Dr. Somshuvra Mukhopadhyay, assistant professor of pharmacology and toxicology, is one of five exceptional early career scientists selected to receive grants from the National Institute of Environmental Health Sciences (NIEHS). The awards are part of the Outstanding New Environmental Scientists (ONES) program.
Mukhopadhyay’s five-year award of $2.7 million (2016-2020) will advance his studies into the process through which cells remove the toxin manganese that can cause a syndrome similar to Parkinson’s disease. The work is an extension of a study that he published last year. (Read more about the Parkinson’s research study.)
“A ONES award gives promising environmental health scientists the opportunity to pursue innovative ideas early in their careers,” said Linda Birnbaum, director of NIEHS. “This is one of the best tools we have to retain their talent for research.”
“Dr. Mukhopadhyay is an outstanding young scientist, and we are extremely excited about him receiving the ONES award,” said Dr. M. Lynn Crismon, dean of the College of Pharmacy. “He has already performed cutting edge research examining manganese utilization and the production of a Parkinson-like syndrome. This early innovator’s development award will be a springboard that, undoubtedly, will advance his career.”

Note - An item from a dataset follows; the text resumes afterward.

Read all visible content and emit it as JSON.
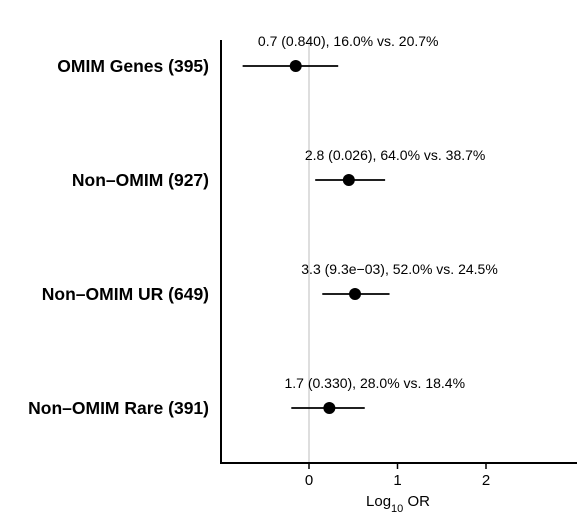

The 2016 ONES awardees will study substances in our environment, such as arsenic, dioxins, and DDT; how these chemicals cause harm, including heart problems, insulin resistance, and allergies; and how they are removed from the body through protective mechanisms.

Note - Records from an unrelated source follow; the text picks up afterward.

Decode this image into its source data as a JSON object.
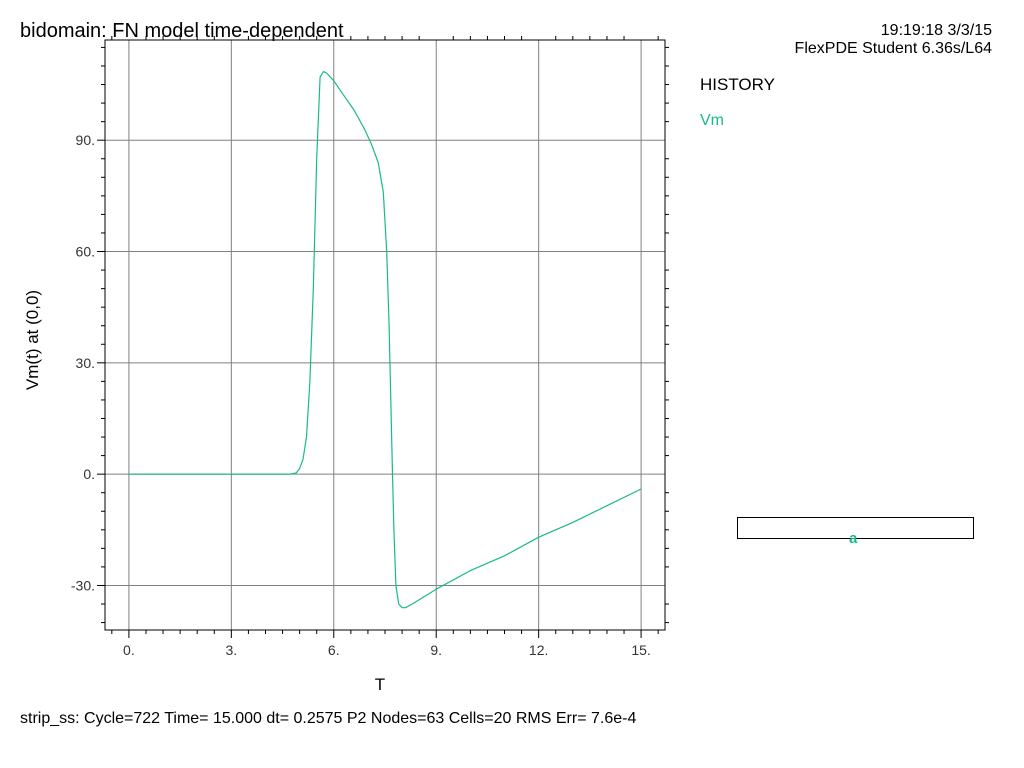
{
  "header": {
    "title": "bidomain: FN model time-dependent",
    "timestamp": "19:19:18 3/3/15",
    "version": "FlexPDE Student 6.36s/L64"
  },
  "panel": {
    "history_label": "HISTORY",
    "legend_series": "Vm",
    "box_label": "a"
  },
  "status_line": "strip_ss:  Cycle=722  Time= 15.000  dt= 0.2575  P2  Nodes=63 Cells=20 RMS Err= 7.6e-4",
  "colors": {
    "series": "#19b98c",
    "grid": "#808080",
    "axes": "#000000"
  },
  "chart_data": {
    "type": "line",
    "xlabel": "T",
    "ylabel": "Vm(t) at (0,0)",
    "xlim": [
      -0.7,
      15.7
    ],
    "ylim": [
      -42,
      117
    ],
    "x_ticks": [
      0,
      3,
      6,
      9,
      12,
      15
    ],
    "x_tick_labels": [
      "0.",
      "3.",
      "6.",
      "9.",
      "12.",
      "15."
    ],
    "y_ticks": [
      -30,
      0,
      30,
      60,
      90
    ],
    "y_tick_labels": [
      "-30.",
      "0.",
      "30.",
      "60.",
      "90."
    ],
    "grid": true,
    "series": [
      {
        "name": "Vm",
        "x": [
          0,
          4.7,
          4.9,
          5.0,
          5.1,
          5.2,
          5.3,
          5.4,
          5.5,
          5.6,
          5.7,
          5.8,
          6.0,
          6.3,
          6.6,
          6.9,
          7.1,
          7.3,
          7.45,
          7.55,
          7.62,
          7.67,
          7.72,
          7.76,
          7.82,
          7.9,
          8.0,
          8.1,
          8.3,
          9.0,
          10.0,
          11.0,
          12.0,
          13.0,
          14.0,
          15.0
        ],
        "y": [
          0,
          0,
          0.3,
          1.5,
          4,
          10,
          25,
          50,
          85,
          107,
          108.5,
          108,
          106,
          102,
          98,
          93,
          89,
          84,
          76,
          60,
          40,
          20,
          0,
          -15,
          -30,
          -35,
          -36,
          -36,
          -35,
          -31,
          -26,
          -22,
          -17,
          -13,
          -8.5,
          -4
        ]
      }
    ]
  }
}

In addition to the ONES award, Mukhopadhyay’s research received a “Pathway to Independene K99/ROO” grant from NIEHS (2011-2016).
“Support from the NIEHS through these two awards was instrumental in allowing me to transition to independence from a postdoctoral position,” said Mukhopadhyay. “The funding allowed me to focus on studying gene-environment interactions in parkinsonism.”
Mukhopadhyay is the only UT Austin faculty members among the announced awardees. Others include researchers at the University of Alabama at Birmingham, the University of California (Davis), Harvard Medical School, and Michigan State University.